Though the Bard's insults were brilliant and funny, he is not alone in his verbal prowess. Will Rogers, Mark Twain, Oscar Wilde, Dorothy Parker and H.L. Mencken are just a few who could hurl a high-brow insult at the drop of a hat. Even some of our most esteemed statesmen knew how to wield a wicked barb:

"He has all the virtues I dislike, and none of vices I admire." — Winston Churchill

"He can compress the most words into the smallest idea of any man I know." — Abraham Lincoln

At home, the language of 21st Century little boy insults is dragging me down. I'd like to inject a little of this literary fencing into our lives and, in an initial effort to upgrade our arguments, I propose the following: 

"Shut up, you stupid butt-head" — shall henceforth be transformed to — "Silence, you ignorant hindquarters of a domesticated ungulate!"

"Get your paws of my freakin' stuff" — shall forevermore be — "Remove your rotted, germ-infested metacarpals ere I sever them below the humerus."

I think it can be done, and the benefits will be threefold:
  • It will vastly improve all our vocabularies.
  • We will have to stop and think before we speak, perhaps allowing enough cooling off time that the need for the insult will evaporate.
  • Both the insulter and insultee will probably crack up, thereby ending the argument. It's hard to stay mad when you're laughing.
Best of all, I will no longer be bored. 

Have a favorite form of profanity or a particularly witty insult you would like share? Just click here.

I also have to admit to having dropped my fair share of F-bombs during last week's Mop Wars. You can read all about them in my latest post on the Chicago Moms Blog by clicking here.

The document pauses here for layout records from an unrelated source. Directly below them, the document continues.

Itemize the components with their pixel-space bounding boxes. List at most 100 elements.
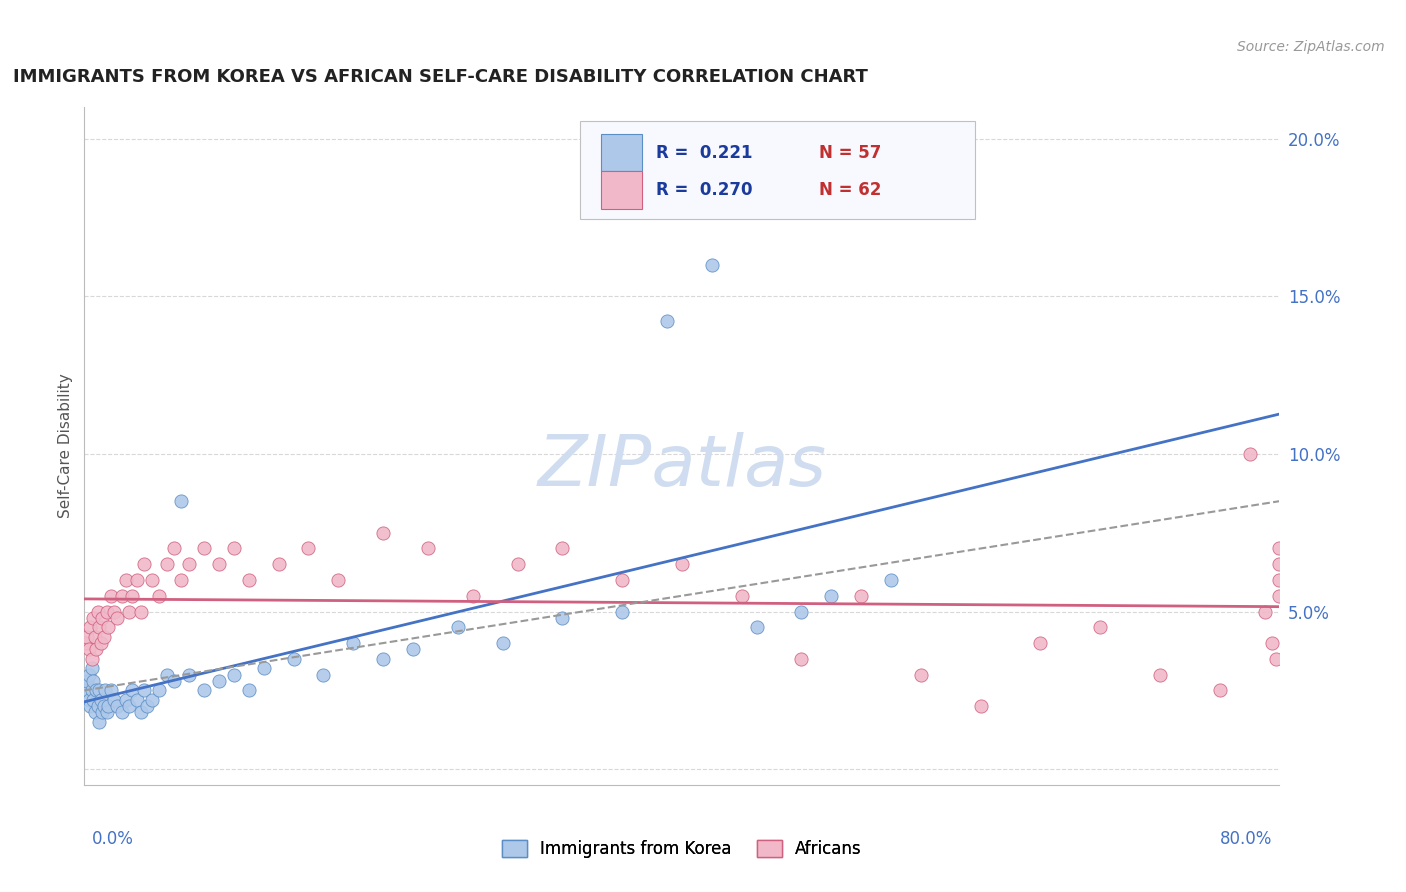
Point <box>121 589 143 603</box>
Point <box>1261 636 1284 650</box>
Point <box>880 573 903 587</box>
Point <box>170 573 193 587</box>
Point <box>283 652 305 666</box>
Point <box>80 683 103 698</box>
Point <box>193 683 215 698</box>
Point <box>111 589 134 603</box>
Point <box>80 661 103 675</box>
Point <box>90 636 112 650</box>
Point <box>253 661 276 675</box>
Point <box>1090 620 1112 634</box>
Point <box>177 558 200 572</box>
Point <box>970 699 993 714</box>
Point <box>75 636 97 650</box>
Point <box>115 573 138 587</box>
Point <box>121 683 143 698</box>
Point <box>1268 541 1291 556</box>
Point <box>373 652 395 666</box>
Point <box>96 605 118 619</box>
Point <box>1268 573 1291 587</box>
Point <box>342 636 364 650</box>
Point <box>1149 667 1171 681</box>
Point <box>77 693 100 707</box>
Point <box>297 541 319 556</box>
Y-axis label: Self-Care Disability: Self-Care Disability <box>58 374 73 518</box>
Text: N = 57: N = 57 <box>820 145 882 162</box>
Point <box>141 693 163 707</box>
Point <box>111 706 134 720</box>
Point <box>790 652 813 666</box>
Point <box>89 683 111 698</box>
Point <box>87 699 110 714</box>
Text: R =  0.270: R = 0.270 <box>655 181 752 200</box>
Text: 0.0%: 0.0% <box>91 830 134 847</box>
Point <box>86 683 108 698</box>
Point <box>79 620 101 634</box>
Point <box>125 693 148 707</box>
Point <box>91 706 114 720</box>
Point <box>93 630 115 644</box>
Point <box>82 673 104 688</box>
Point <box>86 642 108 657</box>
Point <box>416 541 439 556</box>
Point <box>77 667 100 681</box>
Point <box>177 667 200 681</box>
Point <box>100 589 122 603</box>
Point <box>87 605 110 619</box>
Point <box>79 699 101 714</box>
Point <box>222 667 245 681</box>
Point <box>129 706 152 720</box>
Point <box>312 667 335 681</box>
Point <box>103 605 125 619</box>
Point <box>115 693 138 707</box>
Point <box>238 573 260 587</box>
Point <box>94 683 117 698</box>
Point <box>222 541 245 556</box>
Point <box>132 683 156 698</box>
Point <box>700 258 723 272</box>
Point <box>80 652 103 666</box>
Point <box>96 706 118 720</box>
Text: N = 62: N = 62 <box>820 181 882 200</box>
Point <box>551 611 574 625</box>
Text: 80.0%: 80.0% <box>1220 830 1272 847</box>
Point <box>1029 636 1052 650</box>
Point <box>1253 605 1275 619</box>
Point <box>83 630 105 644</box>
Point <box>506 558 529 572</box>
Point <box>105 699 128 714</box>
Point <box>76 630 98 644</box>
Point <box>89 620 111 634</box>
Point <box>82 611 104 625</box>
Point <box>132 558 156 572</box>
Point <box>851 589 873 603</box>
Text: ZIPatlas: ZIPatlas <box>537 432 827 500</box>
Point <box>447 620 470 634</box>
FancyBboxPatch shape <box>600 171 643 209</box>
Point <box>1265 652 1288 666</box>
Point <box>551 541 574 556</box>
Point <box>155 558 177 572</box>
Point <box>790 605 813 619</box>
Point <box>148 589 170 603</box>
Point <box>148 683 170 698</box>
FancyBboxPatch shape <box>581 120 974 219</box>
Point <box>461 589 484 603</box>
Point <box>1209 683 1232 698</box>
Point <box>1268 558 1291 572</box>
Point <box>208 558 231 572</box>
Point <box>89 714 111 729</box>
Point <box>163 673 186 688</box>
Point <box>125 573 148 587</box>
Point <box>612 573 634 587</box>
Point <box>82 693 104 707</box>
Point <box>118 605 141 619</box>
Text: R =  0.221: R = 0.221 <box>655 145 752 162</box>
Point <box>208 673 231 688</box>
Point <box>655 314 678 328</box>
Point <box>77 642 100 657</box>
Point <box>267 558 290 572</box>
Point <box>100 683 122 698</box>
Point <box>97 699 120 714</box>
Point <box>75 683 97 698</box>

*With thanks to that articulate arch villain, Snidely Whiplash.


Cindy Fey said...

I also used to tell my students that using the same old curse words was a kind of sloppiness, since there were so many other more expressive ways of conveying your meaning.

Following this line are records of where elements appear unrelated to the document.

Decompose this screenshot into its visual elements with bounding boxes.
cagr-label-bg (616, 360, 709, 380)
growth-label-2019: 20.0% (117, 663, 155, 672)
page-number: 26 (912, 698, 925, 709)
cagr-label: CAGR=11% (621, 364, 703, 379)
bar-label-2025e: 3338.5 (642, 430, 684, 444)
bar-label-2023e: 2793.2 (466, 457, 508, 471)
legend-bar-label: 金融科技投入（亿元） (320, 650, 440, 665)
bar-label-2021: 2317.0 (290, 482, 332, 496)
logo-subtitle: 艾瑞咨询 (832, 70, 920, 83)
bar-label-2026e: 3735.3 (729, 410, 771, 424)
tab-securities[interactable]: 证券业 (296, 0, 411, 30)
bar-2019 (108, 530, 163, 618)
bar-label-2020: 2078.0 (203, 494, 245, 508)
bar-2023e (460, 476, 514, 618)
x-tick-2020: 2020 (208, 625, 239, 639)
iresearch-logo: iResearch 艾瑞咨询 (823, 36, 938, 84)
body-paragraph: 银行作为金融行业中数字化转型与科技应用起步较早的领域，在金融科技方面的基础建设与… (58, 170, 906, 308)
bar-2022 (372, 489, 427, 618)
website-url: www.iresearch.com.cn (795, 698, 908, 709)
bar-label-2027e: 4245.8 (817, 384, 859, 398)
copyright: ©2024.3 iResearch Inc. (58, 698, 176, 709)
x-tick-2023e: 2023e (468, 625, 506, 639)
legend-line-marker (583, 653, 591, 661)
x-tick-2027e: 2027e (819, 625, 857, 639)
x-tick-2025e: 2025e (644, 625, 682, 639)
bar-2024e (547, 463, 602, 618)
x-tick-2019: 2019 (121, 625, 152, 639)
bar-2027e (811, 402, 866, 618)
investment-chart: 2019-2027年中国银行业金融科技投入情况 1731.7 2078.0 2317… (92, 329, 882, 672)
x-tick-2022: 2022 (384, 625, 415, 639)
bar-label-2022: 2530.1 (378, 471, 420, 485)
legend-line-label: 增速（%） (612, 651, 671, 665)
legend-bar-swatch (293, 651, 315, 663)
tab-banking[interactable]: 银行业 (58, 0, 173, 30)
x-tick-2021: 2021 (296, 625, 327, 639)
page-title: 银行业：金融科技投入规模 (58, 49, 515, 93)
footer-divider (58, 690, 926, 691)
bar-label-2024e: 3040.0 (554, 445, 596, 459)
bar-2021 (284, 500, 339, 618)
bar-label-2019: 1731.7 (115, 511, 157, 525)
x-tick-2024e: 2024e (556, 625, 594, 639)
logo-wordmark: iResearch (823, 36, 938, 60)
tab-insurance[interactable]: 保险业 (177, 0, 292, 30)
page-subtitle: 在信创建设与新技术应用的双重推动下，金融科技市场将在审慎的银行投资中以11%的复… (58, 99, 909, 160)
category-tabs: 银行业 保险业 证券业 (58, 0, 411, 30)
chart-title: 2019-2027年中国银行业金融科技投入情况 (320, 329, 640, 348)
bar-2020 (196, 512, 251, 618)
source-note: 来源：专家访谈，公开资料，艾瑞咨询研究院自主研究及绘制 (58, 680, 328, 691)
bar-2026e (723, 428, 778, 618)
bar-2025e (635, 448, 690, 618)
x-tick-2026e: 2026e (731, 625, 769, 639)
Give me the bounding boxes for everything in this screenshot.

Ha. Motherhood gave me Tourette's.

Kenn said...

Very funny and yet true to the point.

Ren said...

A few choice insults that still make me laugh…
A fiend of mine, while in line at some fast food restaurant witnessed two women arguing. One was working behind the counter, one was a customer. The customer screamed, "you bitch!". The other replied, "The bitch is in your image!". We still laugh about it.
Another incident comes to mind when my brother called me a bed wench! I finally learned how hard his head actually was when I broke my mother's turkey platter over it. There was no damage done, not even a bruise. He had gotten the insult from a book he was reading in class and thought it would be amusing to try it out on me. We still laugh about that one as well.

Dorothy said...

This is a great site...glad you visited so I could do the same..

I loved to swear most of my life and just recently began choosing better words and it feels great...

Cute post...take care...

Dorothy from grammology

Sue Roupp said...

There are no words that are off-limits in the real world. Culturally, we decided the f-word was forbidden, so of course we find it explosive when used in social situations. We break a taboo and express anger all at the same time. A two-fer. The word itself is full of hard sounds. Like c-u-t - it sounds like what it is. Sometimes a situation is so egregious no other word will do.

On the other hand quick insults responded to quickly take skill. Shakespeare used words that reflected his love of language. They were thought out for plays and I doubt street folks knew the unabridged version of an insult - or a compliment - written by the Bard.

Most people nowadays barely read or even know about a variety of literature or philosophy or poetry. So how can language be other than a longer text message?

We hurry, we speak and write in shorthand so other more acceptable four letter words s***,d***, h*** and even f*** now and then come in handy - it sure saves time explaining how we feel.

Catherine said...

This is my first visit...what a great idea for a blog! I love it! I guess there are two kinds of people in the world...those who read your blog, and those who don't. :)

Stimey said...

Great post! I'm not anti-swearing at all and, like you, "stupid" gets a stronger reaction from me than a curse word. And I learned early that "shut up" is the biggest no-no word of all.